A condenação generalizada seguiu-se a um ataque armado mortal a um santuário no distrito de Engel, no Afeganistão, onde agressores armados abriram fogo contra civis, matando e ferindo várias pessoas. O incidente ocorreu na província de Herat e levantou novas preocupações sobre a segurança das minorias na região, informou a IANS.
De acordo com relatos locais, homens armados em motocicletas atacaram os fiéis de perto depois de separarem os homens das mulheres. Acredita-se que muitas das vítimas pertençam à seita xiita. Relatos de testemunhas oculares indicam que os agressores roubaram as vítimas antes de abrirem fogo e fugirem do local, informou a ANI.
A União Europeia condena o “ataque hediondo”

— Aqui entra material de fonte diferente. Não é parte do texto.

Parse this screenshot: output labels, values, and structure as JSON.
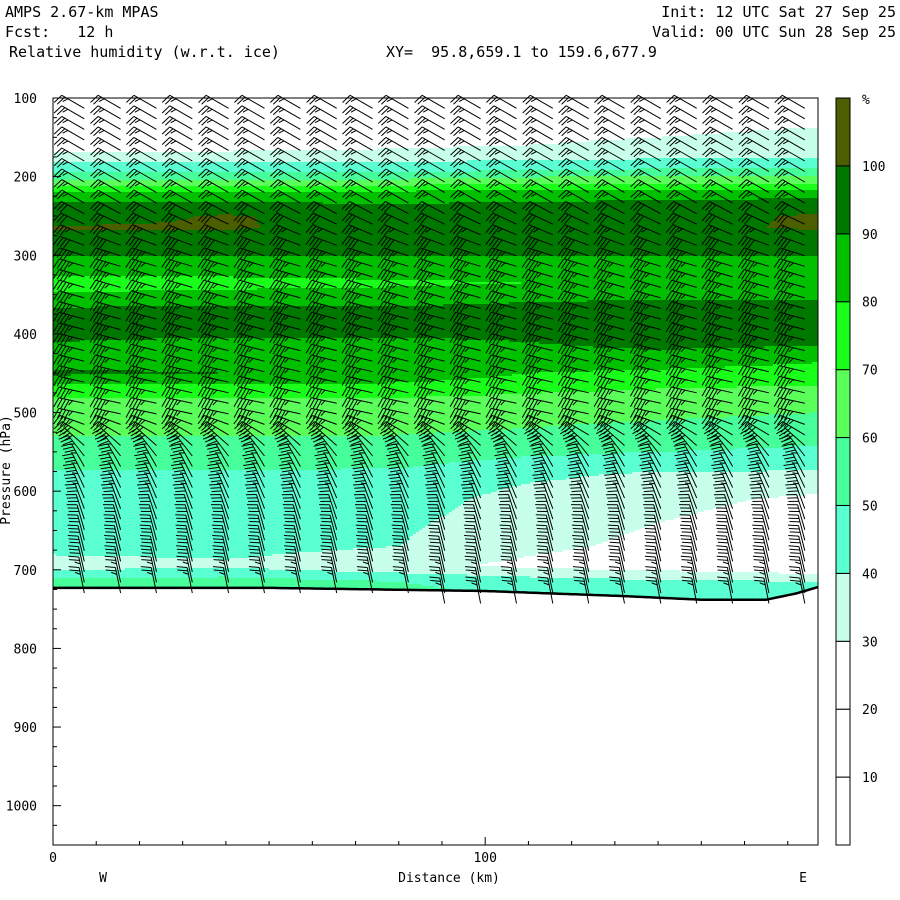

A União Europeia condenou veementemente a violência, descrevendo-a como um acto injustificado de terrorismo contra civis. Numa declaração, a União Europeia expressou as suas profundas condolências às famílias das vítimas e manifestou a sua solidariedade para com as pessoas afetadas pelo ataque.
A União Europeia reiterou a sua posição contra todas as formas de violência contra civis, independentemente dos perpetradores, e salientou a necessidade de responsabilização.
As Nações Unidas pedem uma investigação independente
Richard Bennett, Relator Especial da ONU para os direitos humanos no Afeganistão, apelou a uma investigação abrangente e independente sobre o incidente. Ele observou que o ataque parecia seguir um padrão perturbador de violência contra membros da comunidade xiita, informou a agência de notícias iraniana IANS.
Bennett sublinhou que os responsáveis devem ser levados à justiça, sublinhando a importância da responsabilização na prevenção da ocorrência de mais incidentes deste tipo, informou a IANS.
Hamid Karzai considera o ataque um “crime contra a humanidade”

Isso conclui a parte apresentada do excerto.